Still, she said that she thinks the #MeToo movement is changing the culture. And she’s not the only one.
Ashish Valentine/The World
Chen Chien-jou, a former staffer for the ruling Democratic Progressive Party, helped spark the movement in Taiwan when she posted in late May about her experience of being sexually harassed by a contractor and bringing it up to a superior, only to have a senior party official cover it up.
In her post, she referenced a hit Taiwanese political TV series, “Wave Makers,” which premiered in late April and explored sexual harassment in politics. She said it helped inspired her to share her story in the first place.
Since the movement in Taiwan began, “There are people who are starting to genuinely self-reflect, especially on their daily interactions like, am I offending? Am I crossing a line?” Chen told The World in the first media interview she has done since she posted.
At the same time, she said, “a lot of the perpetrators are taking actions that are retraumatizing the victims, abusing the law and threatening to sue … there have even been perpetrators, whose spouses, whose wives have had to come forward with them and take responsibility … which, as a woman makes me especially angry.”
Chen said she is amazed at how the movement has grown.
While she said she hoped others would come forward, “I did not anticipate that it would spread to so many different industries such as entertainment and sports.”
But Chen said that stories alone aren’t enough — it will take a lot of work for things to change.
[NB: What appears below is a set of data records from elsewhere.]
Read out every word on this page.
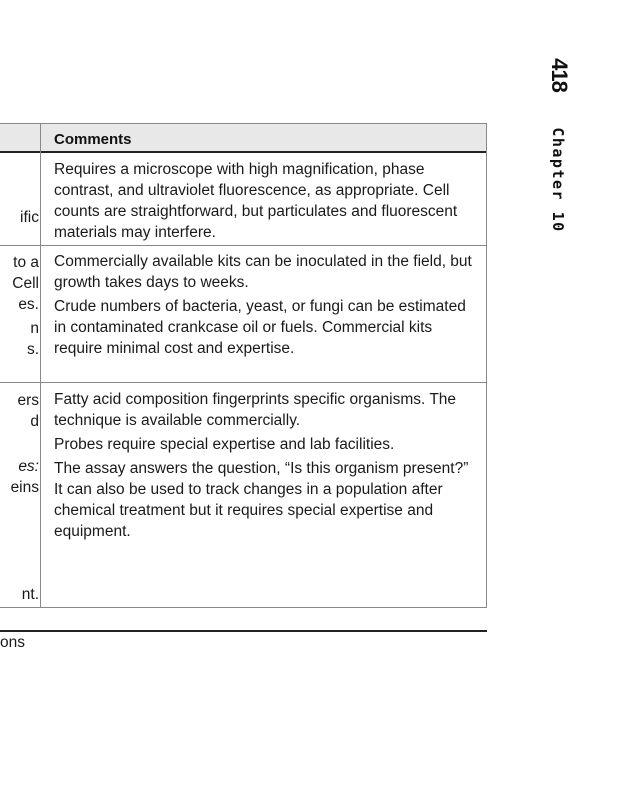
418
Chapter 10
Comments
ific

Requires a microscope with high magnification, phase contrast, and ultraviolet fluorescence, as appropriate. Cell counts are straightforward, but particulates and fluorescent materials may interfere.

to a
Cell
es.
n
s.

Commercially available kits can be inoculated in the field, but growth takes days to weeks.

Crude numbers of bacteria, yeast, or fungi can be estimated in contaminated crankcase oil or fuels. Commercial kits require minimal cost and expertise.

ers
d
es:
eins
nt.

Fatty acid composition fingerprints specific organisms. The technique is available commercially.

Probes require special expertise and lab facilities.

The assay answers the question, “Is this organism present?” It can also be used to track changes in a population after chemical treatment but it requires special expertise and equipment.

ons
Before Chen posted her experiences, she said, she knew not everyone would believe her.
“I had anticipated the negative comments to a degree, but it was obviously very retraumatizing. But I knew I had to be resilient. I knew I had to hold up the movement, partly for other people, partly because I had the conviction that I did nothing wrong … The only fact that mattered was that I was hurt. And the perpetrator should not get away with what he was doing. That's it.”
Chen said she is happy that social media enabled this moment for her and other survivors who were failed by institutions like the political parties or the justice system. But at the same time, she’s familiar with how the movement faced challenges in the US due to accusations that divided public opinion, like the Johnny Depp and Amber Heard trial, and she’s worried about the potential for false accusations.
“If you abuse the resources, you will be taking space, and opportunities away from true victims who would have benefited from the safe space,” Chen said.
Many gender-rights activists in Taiwan are hopeful that this moment results in meaningful change — but they’re sober about the challenges.
Darice Chang is an international ambassador for Women’s March Taiwan.
“We are more optimistic about a new environment in Taiwan that would be less tolerant toward gender -and power-based violence, unfortunately, with the new developments that have been a lot more mudslinging,” Chang said.
Chang thinks that there’s a danger the survivors’ stories will ultimately be lost in the Taiwanese news cycle — and if the movement fails to seize the moment, Taiwan might not make the kinds of systemic change required to change the culture around sexual harassment and abuse.
For example, reforming political and legal institutions to better handle sexual misconduct cases, and encouraging ordinary people to take bystander training so they know how to react when they see sexual harassment happening in front of them.
Although she was the whistleblower, Chen also can’t predict the future of Taiwan’s MeToo movement, ultimately, she said that going public was her way of healing from a traumatic experience.
“Now there is a chance for people to come forward to tell their stories,” Chen said. “And to know that this is a problem that goes beyond politics. It's time that we face the issue because it's very important for people to start to learn that physical boundaries are to be respected, that human dignity is to be respected.”